The judge said the evidence from Cork County Council had been that there was a flooding risk because the water had to go somewhere but the judge said there was no particular evidence of any flooding occurring.
Against that, there was evidence called by the defence today from consulting engineer, Philip O’Doherty.
Mr O’Doherty said removal of the dumped material would be a monumental operation costing €750,000.
Ray Boland, defence barrister, said, there was still tidal water in the area.
After Mr O’Doherty’s evidence, the judge said, “Now I have specific evidence there is no flooding which is a very pertinent consideration for me.”
The judge said that the defendant’s behaviour reclaiming land by allowing the dumping of up to 2,000 truckloads of builders rubble was continuous and blatant even when he knew he should not have continued doing it.
In the absence of evidence of any environmental concern about what was concrete and dry builders’ rubble he was not going to order any remediation at the location.
Previously, Nicholas Bond, waste enforcement officer seconded by Cork County Council, outlined the background to the case.
In January 2014 they received a report that construction and demolition waste in significant quantities was being dumped in a special area of conservation.
“We served a notice requiring all the work to cease. We invited the landowner, John Collins, to hear his side of the story on February 10, 2014. He came in with a planning consultant and they said they had agreement with the National Parks and Wildlife to do works strengthening banks.

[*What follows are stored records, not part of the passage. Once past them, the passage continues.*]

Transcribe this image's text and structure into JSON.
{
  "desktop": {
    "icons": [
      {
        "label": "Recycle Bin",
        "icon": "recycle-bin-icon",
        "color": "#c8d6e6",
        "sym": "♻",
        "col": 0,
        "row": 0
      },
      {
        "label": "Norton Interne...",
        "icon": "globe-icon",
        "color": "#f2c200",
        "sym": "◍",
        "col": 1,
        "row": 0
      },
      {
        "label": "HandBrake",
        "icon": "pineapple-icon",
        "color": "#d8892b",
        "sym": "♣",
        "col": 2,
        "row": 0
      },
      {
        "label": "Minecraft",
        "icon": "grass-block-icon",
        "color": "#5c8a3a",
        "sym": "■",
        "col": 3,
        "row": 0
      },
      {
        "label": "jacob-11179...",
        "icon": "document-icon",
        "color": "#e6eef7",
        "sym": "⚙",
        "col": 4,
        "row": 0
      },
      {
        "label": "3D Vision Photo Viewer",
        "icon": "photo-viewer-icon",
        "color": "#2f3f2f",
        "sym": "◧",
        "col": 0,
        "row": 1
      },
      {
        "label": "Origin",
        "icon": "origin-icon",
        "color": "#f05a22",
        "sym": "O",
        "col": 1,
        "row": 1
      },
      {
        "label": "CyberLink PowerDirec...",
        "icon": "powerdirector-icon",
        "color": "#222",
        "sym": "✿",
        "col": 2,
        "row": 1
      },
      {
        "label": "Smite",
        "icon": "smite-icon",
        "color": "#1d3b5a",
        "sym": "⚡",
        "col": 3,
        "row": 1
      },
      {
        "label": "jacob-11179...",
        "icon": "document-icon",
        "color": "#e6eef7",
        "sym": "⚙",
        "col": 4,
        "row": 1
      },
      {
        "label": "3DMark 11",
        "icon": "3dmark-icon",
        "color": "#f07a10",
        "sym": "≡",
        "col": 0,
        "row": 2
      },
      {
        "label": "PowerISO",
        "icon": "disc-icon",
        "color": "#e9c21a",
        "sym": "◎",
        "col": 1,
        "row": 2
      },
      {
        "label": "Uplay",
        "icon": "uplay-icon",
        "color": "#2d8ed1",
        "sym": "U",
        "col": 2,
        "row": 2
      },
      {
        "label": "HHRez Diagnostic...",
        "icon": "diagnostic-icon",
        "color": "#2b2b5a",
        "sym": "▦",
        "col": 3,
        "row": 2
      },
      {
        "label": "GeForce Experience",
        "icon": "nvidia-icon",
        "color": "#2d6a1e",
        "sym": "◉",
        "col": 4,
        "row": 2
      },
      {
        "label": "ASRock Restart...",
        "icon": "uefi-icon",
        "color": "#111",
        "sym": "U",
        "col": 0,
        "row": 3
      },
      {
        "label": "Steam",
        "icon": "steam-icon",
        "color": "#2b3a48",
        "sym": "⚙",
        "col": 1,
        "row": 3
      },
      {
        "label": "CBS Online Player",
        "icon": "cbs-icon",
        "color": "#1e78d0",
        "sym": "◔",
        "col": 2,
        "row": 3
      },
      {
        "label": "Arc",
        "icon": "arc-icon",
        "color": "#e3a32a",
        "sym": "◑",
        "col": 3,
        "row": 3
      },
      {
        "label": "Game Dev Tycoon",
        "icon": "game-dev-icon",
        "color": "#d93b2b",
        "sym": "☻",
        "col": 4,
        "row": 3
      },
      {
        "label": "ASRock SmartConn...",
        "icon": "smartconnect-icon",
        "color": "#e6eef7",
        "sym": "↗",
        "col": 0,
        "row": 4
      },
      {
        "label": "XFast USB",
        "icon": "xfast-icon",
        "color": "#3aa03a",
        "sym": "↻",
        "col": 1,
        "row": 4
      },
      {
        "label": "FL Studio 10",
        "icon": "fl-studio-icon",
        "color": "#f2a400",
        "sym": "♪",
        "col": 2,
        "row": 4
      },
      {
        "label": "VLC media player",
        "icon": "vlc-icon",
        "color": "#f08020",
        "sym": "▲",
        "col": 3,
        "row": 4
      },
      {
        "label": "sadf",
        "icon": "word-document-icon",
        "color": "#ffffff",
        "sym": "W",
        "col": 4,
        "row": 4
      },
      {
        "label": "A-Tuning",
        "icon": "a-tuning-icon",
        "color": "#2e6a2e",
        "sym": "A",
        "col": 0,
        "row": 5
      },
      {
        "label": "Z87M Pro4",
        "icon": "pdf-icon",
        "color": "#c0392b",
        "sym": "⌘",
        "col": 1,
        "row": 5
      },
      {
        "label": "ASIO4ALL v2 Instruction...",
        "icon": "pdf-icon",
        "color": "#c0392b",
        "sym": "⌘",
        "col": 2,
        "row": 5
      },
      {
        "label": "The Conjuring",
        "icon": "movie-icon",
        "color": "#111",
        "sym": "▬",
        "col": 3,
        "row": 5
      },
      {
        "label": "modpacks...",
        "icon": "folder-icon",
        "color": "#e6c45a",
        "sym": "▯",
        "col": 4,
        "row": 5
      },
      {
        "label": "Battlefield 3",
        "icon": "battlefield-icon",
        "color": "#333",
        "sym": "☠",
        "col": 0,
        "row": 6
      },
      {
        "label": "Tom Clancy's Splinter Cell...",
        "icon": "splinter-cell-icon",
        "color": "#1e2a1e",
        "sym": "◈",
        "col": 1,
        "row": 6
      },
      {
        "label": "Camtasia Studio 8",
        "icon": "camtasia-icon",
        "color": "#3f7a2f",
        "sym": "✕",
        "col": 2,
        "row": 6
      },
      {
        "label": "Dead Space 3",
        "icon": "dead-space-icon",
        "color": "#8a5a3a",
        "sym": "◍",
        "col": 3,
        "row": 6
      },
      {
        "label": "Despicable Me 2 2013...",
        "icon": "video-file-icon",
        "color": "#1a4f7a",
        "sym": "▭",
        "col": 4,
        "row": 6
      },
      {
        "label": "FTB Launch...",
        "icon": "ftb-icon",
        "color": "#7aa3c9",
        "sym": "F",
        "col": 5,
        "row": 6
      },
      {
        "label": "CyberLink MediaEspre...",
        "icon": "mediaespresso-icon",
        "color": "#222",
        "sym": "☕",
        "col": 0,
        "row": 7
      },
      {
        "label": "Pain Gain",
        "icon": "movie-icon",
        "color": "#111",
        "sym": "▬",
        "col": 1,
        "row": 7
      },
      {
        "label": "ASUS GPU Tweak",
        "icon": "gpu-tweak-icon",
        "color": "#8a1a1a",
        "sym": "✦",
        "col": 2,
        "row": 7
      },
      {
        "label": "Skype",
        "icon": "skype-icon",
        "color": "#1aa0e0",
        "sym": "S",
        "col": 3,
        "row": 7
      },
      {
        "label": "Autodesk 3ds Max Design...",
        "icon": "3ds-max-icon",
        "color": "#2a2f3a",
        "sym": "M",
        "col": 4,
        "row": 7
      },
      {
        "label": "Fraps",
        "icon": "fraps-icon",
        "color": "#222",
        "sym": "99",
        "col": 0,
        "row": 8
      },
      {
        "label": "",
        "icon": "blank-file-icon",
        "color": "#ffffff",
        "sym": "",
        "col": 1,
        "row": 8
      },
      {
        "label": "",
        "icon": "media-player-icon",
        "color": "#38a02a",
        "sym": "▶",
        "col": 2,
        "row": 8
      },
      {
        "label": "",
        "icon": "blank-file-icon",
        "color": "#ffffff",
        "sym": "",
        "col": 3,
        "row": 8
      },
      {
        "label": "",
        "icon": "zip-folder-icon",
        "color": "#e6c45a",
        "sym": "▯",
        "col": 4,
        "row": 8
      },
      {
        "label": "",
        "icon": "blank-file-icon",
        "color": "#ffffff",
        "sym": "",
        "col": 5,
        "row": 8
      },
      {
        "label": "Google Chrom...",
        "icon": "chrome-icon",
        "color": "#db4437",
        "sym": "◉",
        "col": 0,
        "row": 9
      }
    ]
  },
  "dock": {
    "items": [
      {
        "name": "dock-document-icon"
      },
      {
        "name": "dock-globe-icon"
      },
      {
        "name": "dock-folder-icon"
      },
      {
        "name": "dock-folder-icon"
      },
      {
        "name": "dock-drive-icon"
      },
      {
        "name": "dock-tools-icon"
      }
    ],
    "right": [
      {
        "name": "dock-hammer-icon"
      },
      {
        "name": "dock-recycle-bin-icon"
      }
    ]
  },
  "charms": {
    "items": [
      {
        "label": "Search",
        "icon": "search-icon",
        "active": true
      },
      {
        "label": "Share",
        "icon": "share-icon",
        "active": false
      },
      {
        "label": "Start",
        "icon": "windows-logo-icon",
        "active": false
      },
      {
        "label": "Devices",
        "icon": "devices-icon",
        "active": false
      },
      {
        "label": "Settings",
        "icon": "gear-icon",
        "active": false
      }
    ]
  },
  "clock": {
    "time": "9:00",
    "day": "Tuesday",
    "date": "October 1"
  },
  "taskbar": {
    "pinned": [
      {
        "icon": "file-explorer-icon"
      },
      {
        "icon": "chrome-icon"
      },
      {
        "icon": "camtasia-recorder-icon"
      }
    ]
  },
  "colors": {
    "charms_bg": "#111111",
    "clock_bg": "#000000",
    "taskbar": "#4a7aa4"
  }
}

“The National Parks and Wildlife said they had some agreement for minor bank-strengthening works but that these works far exceeded this agreement. The requirement to cease all activities was still in place,” Mr Bond said.
The witness said that two-acre lagoon which flooded with water twice a day and was a special protection area for birds and wildlife was filled in fully except for a stream of about three metres in width.
“We are very anxious that it would stop, that he would stop working on the site… We got no remediation plan (from defendant),” Mr Bond said.
Prosecution barrister, Donal O’Sullivan said the maximum penalty for the offence, to which John Collins pleaded guilty, was €15 million and up to ten years in prison.